Sunday, June 9, 2019

Retrospective #114: My Insulin-dependent Type 2 Pharmacist

When I was first diagnosed a Type 2 diabetic in 1986, my doctor gave me two prescriptions, one for an oral anti-diabetic drug (Micronase, a sulfonylurea), and another for a meter and test strips. Our local pharmacist was a friend, so I asked him for advice on which meter to buy. As we were looking at my choices, to my utter amazement he mentioned to me in passing that he was also a Type 2 diabetic – in fact, an insulin-dependent Type 2 diabetic.
Dick wasn’t especially fat. He was overweight but not more than “normal” for someone of our age. We were both in our mid-40s. Maybe what shocked me was that his disease had already “progressed” as far as it had. Maybe I was scared of becoming insulin-dependent too. Maybe that was Dick’s message. If so, it was a friendly “heads up,” and it worked. I never forgot it.
After buying my meter and start-up supplies from Dick, I went into a mail order program for ongoing drugs and supplies and never had occasion to discuss the disease we shared again. Twenty years later, Dick retired and moved to Florida. Seven year after that, in 2010, I read in the local paper that, “after a long illness,” my former pharmacist had died at age 72. His obituary didn’t say it, but in all likelihood, Dick died of heart disease, a common Macrovascular “complication” of the disease we shared. But it could also have been end-stage kidney disease.
I am telling this story because that is how I began writing about type 2 diabetes. I remember being surprised that he had allowed his disease to advance to the point where, in his mid-forties, he was already insulin-dependent. That was how his doctor “controlled” his Type 2 diabetes. I think Dick should have known better. The causes of morbidity and all-cause mortality that are associated with his “controlled” diabetes, as defined by the medical establishment as have an A1c of 7.0%, is a death sentence. His death was such a waste. It haunted me.
A few weeks after learning of Dick’s death, I was talking informally with the publisher of a local weekly newspaper who knew me (and I him) by reputation only. From many letters-to-the-editor (him) that I had written, he knew that I knew how to write, and he needed “content.” So, he invited me to write for him “on any subject.” Thinking of my friend Dick, the insulin-dependent type 2 diabetic pharmacist who never should have become insulin-dependent, I said that I wanted to write about Type 2 diabetes. I wanted to educate people so that they did not have to blindly follow the prescription for “control” that leads to more and more patients becoming maxed-out on oral medications – and then becoming insulin-dependentand then “progress” to the inexorable complications.
There is an alternative. Today, many practitioners and patients know that “progression” is not the natural or necessary or inevitable course of Type 2 diabetes, IF YOU TAKE CORRECTIVE ACTION. If you decide to take charge of your own health, you can beat this thing. You can avoid the complications of a “long illness.” And along the way, you will lose a lot of weight easily and greatly improve other health markers such as blood lipids (cholesterol) and high blood pressure, as you lose weight. And you’ll feel great. I am healthier today at 78 than I was when I retired 16 years ago. THE SIMPLE REASON: I changed from eating a “balanced diet” to a “Very Low Carb” diet.

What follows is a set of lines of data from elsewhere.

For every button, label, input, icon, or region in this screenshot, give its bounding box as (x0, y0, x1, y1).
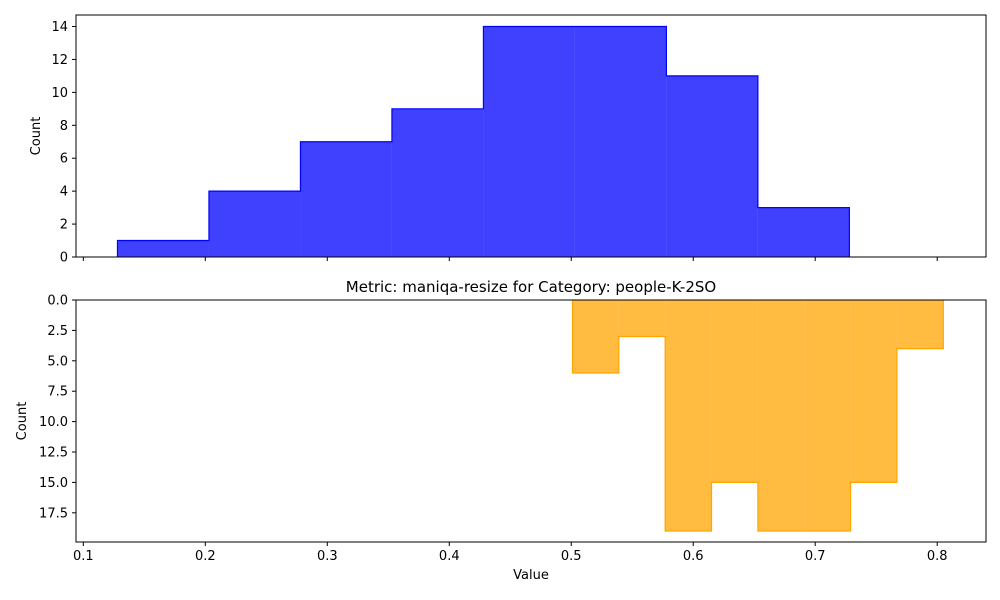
bottom-y-tick-label: 7.5 (47, 385, 68, 400)
top-y-tick-label: 6 (60, 152, 68, 167)
top-y-tick-label: 0 (60, 251, 68, 266)
top-y-ticks: 0 2 4 6 8 10 12 14 (51, 20, 76, 266)
top-y-tick-label: 2 (60, 218, 68, 233)
bottom-x-axis-label: Value (513, 568, 549, 583)
top-bar (208, 191, 301, 257)
top-bar (757, 207, 850, 257)
bottom-x-tick-label: 0.4 (439, 549, 460, 564)
bottom-bar (711, 300, 758, 483)
bottom-y-tick-label: 10.0 (39, 415, 68, 430)
bottom-chart-title: Metric: maniqa-resize for Category: peop… (346, 278, 716, 296)
top-y-axis-label: Count (29, 117, 44, 156)
bottom-y-tick-label: 12.5 (39, 446, 68, 461)
bottom-x-tick-label: 0.5 (561, 549, 582, 564)
bottom-bars (571, 300, 944, 532)
top-bars (116, 25, 850, 258)
bottom-y-tick-label: 2.5 (47, 324, 68, 339)
bottom-x-tick-label: 0.7 (805, 549, 826, 564)
top-bar (574, 26, 667, 258)
top-y-tick-label: 10 (51, 86, 68, 101)
bottom-x-tick-label: 0.2 (195, 549, 216, 564)
top-histogram-outline (116, 25, 850, 257)
top-y-tick-label: 8 (60, 119, 68, 134)
bottom-histogram-axes: 0.1 0.2 0.3 0.4 0.5 0.6 0.7 0.8 0.0 2.5 5.0 7.5 10.… (15, 278, 987, 583)
bottom-bar (665, 300, 712, 532)
bottom-histogram-outline (571, 300, 944, 532)
top-bar (666, 75, 758, 258)
top-y-tick-label: 14 (51, 20, 68, 35)
top-bar (300, 141, 392, 257)
bottom-x-ticks: 0.1 0.2 0.3 0.4 0.5 0.6 0.7 0.8 (73, 542, 948, 564)
top-y-tick-label: 12 (51, 53, 68, 68)
top-bar (391, 108, 484, 257)
bottom-bar (850, 300, 897, 483)
bottom-y-ticks: 0.0 2.5 5.0 7.5 10.0 12.5 15.0 17.5 (39, 294, 76, 521)
top-bar (483, 26, 575, 258)
bottom-plot-frame (75, 299, 987, 543)
top-x-ticks (82, 257, 938, 261)
bottom-bar (618, 300, 666, 337)
bottom-y-tick-label: 0.0 (47, 294, 68, 309)
bottom-y-tick-label: 17.5 (39, 506, 68, 521)
bottom-bar (757, 300, 805, 532)
bottom-y-tick-label: 5.0 (47, 354, 68, 369)
bottom-x-tick-label: 0.3 (317, 549, 338, 564)
bottom-x-tick-label: 0.8 (927, 549, 948, 564)
top-bar (117, 240, 209, 257)
bottom-bar (572, 300, 619, 373)
bottom-y-axis-label: Count (15, 402, 30, 441)
top-plot-frame (75, 14, 987, 258)
top-y-tick-label: 4 (60, 185, 68, 200)
bottom-x-tick-label: 0.1 (73, 549, 94, 564)
top-histogram-axes: 0 2 4 6 8 10 12 14 Count (29, 14, 987, 266)
bottom-x-tick-label: 0.6 (683, 549, 704, 564)
bottom-bar (804, 300, 851, 532)
bottom-bar (896, 300, 944, 349)
bottom-y-tick-label: 15.0 (39, 476, 68, 491)
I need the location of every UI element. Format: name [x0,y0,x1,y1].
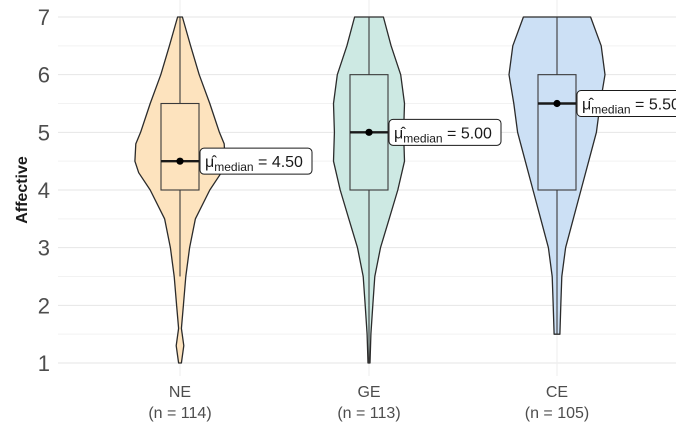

The key to a healthy body is what you put into it. Whole foods are good. Avoid processed foods. Saturated and monounsaturated fats are good. Avoid industrial seed (vegetable) oils. If you are a little overweight, with marginal cholesterol, or mildly elevated blood pressure (symptoms of Metabolic Syndrome), you may well be Pre-diabetic, or even an undiagnosed Type 2. Ignore carbohydrate intolerance at your peril. You have a choice to make: if you continue to eat a “balanced” diet, die prematurely of a diabetes-related death, or wake up now and do something about it. I did. Dick died 7 years into his retirement, “after a long illness.” I was diagnosed a Type 2 thirty-three years ago and have been retired for 16 years, so far. I feel great, and clinically speaking, my diabetes is in remission. I did not become insulin-dependent, because I changed the way I eat and got my diabetes in control by diet alone.